РЖ: В чем вам видится актуальность Ницше?

И.Э.: Она очень разная, его актуальность. Есть в нем, скажем, та актуальность, которая на все времена, и она связана с его опытом одиночества, с тем предельным одиночеством, которое он создает вокруг себя и из которого извлекает уже какие-то познания как мыслитель. То есть его одиночество тоже интегрировано в его мышление. Благодаря этому его личность и его мысль могут служить своеобразной поддержкой всем другим одиночествам. Можно даже сказать, что благодаря его одиночеству каждый уже не до конца одинок.

В то же время в нем есть актуальность именно сегодняшняя. Начиная с его пророчеств и прогнозов, многие из которых оказались и оказываются совершенно точны - вплоть до сферы политики, когда он говорит, скажем, о двух встречных тенденциях будущего - глобализации (в том числе и о единой Европе) и том, что сегодня назвали бы сепаратизмом - дроблении государств на атомы под воздействием национальной идеи, к которой Ницше, кстати, относится как к таковой однозначно отрицательно.

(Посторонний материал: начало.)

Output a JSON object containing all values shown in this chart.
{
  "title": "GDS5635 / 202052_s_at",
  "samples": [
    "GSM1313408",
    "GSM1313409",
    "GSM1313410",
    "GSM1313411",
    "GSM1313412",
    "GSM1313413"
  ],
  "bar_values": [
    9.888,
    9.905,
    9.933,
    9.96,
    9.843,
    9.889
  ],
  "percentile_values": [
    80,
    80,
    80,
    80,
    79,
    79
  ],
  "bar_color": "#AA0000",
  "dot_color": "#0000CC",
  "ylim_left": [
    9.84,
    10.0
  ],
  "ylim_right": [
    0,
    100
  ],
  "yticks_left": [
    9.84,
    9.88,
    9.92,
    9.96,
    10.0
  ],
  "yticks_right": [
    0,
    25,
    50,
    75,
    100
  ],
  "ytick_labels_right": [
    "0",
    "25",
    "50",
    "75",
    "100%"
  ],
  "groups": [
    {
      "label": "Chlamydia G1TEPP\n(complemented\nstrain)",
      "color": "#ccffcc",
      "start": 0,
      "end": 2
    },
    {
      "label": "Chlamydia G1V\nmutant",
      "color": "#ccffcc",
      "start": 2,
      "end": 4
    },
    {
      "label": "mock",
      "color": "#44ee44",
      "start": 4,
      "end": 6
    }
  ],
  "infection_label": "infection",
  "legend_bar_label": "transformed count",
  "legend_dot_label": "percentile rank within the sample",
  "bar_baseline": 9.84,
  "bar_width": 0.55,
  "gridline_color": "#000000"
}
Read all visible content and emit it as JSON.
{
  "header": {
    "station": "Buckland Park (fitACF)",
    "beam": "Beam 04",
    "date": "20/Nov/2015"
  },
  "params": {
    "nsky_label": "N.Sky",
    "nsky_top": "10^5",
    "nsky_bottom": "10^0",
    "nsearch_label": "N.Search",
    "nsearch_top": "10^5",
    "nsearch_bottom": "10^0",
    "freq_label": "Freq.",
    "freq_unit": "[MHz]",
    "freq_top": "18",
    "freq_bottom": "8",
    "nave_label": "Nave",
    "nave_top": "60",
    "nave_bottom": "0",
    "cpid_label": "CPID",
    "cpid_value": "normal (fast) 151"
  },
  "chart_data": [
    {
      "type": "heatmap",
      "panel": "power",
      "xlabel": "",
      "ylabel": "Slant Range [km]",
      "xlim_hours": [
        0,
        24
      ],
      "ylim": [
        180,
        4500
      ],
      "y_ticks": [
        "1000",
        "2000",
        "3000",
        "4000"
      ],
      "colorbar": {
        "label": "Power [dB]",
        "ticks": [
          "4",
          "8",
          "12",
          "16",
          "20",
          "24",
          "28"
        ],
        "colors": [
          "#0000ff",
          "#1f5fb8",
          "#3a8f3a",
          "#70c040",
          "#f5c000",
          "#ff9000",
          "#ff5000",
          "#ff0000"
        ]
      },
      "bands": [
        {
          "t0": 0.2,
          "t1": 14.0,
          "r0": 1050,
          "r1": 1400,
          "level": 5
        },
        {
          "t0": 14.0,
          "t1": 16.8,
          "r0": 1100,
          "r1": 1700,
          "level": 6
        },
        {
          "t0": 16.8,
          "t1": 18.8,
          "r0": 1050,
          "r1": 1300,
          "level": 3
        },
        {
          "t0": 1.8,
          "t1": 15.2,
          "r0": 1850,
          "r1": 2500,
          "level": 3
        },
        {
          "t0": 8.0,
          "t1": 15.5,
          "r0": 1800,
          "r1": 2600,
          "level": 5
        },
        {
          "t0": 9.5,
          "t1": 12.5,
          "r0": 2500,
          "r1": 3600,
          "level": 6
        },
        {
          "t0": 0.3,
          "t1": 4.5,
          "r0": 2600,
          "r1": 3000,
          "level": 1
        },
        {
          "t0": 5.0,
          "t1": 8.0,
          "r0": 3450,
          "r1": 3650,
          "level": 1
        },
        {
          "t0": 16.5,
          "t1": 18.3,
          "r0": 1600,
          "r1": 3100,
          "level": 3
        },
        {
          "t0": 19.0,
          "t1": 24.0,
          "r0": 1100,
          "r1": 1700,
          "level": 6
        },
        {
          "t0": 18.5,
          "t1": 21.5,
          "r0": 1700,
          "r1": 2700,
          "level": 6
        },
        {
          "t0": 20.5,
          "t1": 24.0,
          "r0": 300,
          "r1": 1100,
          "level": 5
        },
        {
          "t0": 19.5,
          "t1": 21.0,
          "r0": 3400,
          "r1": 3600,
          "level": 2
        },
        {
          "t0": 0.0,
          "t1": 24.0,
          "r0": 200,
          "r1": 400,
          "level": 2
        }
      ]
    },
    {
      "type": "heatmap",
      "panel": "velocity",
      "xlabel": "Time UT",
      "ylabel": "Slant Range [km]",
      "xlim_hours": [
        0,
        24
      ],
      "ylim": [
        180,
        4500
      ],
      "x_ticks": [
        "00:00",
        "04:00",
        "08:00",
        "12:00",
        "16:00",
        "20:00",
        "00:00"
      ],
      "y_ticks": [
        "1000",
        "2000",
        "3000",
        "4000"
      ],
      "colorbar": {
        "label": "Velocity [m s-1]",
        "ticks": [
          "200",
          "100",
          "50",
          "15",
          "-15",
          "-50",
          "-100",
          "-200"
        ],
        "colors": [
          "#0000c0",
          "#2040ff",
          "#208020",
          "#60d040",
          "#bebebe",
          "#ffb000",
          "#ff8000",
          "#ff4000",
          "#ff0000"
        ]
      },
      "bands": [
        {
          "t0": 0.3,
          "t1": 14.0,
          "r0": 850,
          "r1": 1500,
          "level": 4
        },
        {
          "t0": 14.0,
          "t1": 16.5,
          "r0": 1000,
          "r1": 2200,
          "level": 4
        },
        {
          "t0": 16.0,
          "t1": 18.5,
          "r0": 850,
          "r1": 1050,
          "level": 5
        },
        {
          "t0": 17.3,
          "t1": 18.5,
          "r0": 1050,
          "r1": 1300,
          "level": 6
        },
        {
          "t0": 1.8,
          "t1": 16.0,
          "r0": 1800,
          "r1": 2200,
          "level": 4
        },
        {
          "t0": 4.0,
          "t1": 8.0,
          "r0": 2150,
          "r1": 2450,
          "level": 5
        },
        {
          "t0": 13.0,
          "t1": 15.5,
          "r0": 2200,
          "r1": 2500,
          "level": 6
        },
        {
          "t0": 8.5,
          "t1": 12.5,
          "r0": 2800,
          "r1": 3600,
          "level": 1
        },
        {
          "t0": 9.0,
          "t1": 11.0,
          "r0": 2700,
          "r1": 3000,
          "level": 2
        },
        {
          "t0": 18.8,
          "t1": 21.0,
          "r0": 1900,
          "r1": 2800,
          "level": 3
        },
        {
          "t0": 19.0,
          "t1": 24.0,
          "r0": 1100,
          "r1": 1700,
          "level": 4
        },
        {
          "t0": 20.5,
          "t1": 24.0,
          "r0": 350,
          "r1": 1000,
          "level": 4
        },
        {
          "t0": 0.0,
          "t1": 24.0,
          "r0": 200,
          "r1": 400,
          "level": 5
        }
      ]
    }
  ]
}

Кроме того, можно говорить об актуальности в связи с тем воздействием, которое он оказал на современную культуру и на самый modus vivendi современной цивилизации. Он, так сказать, взрыхлил почву, на которой выросло очень много плодов, очень разных, от самых разных течений в искусстве и тенденций в политике до аналитической психологии и экзистенциализма, и многие из них уже отмерли, а почва продолжает плодоносить. И когда я говорю о modus vivendi, я имею в виду даже вполне житейские вещи: отношение к своей жизни как к эксперименту, готовность жить рискованно, опасно.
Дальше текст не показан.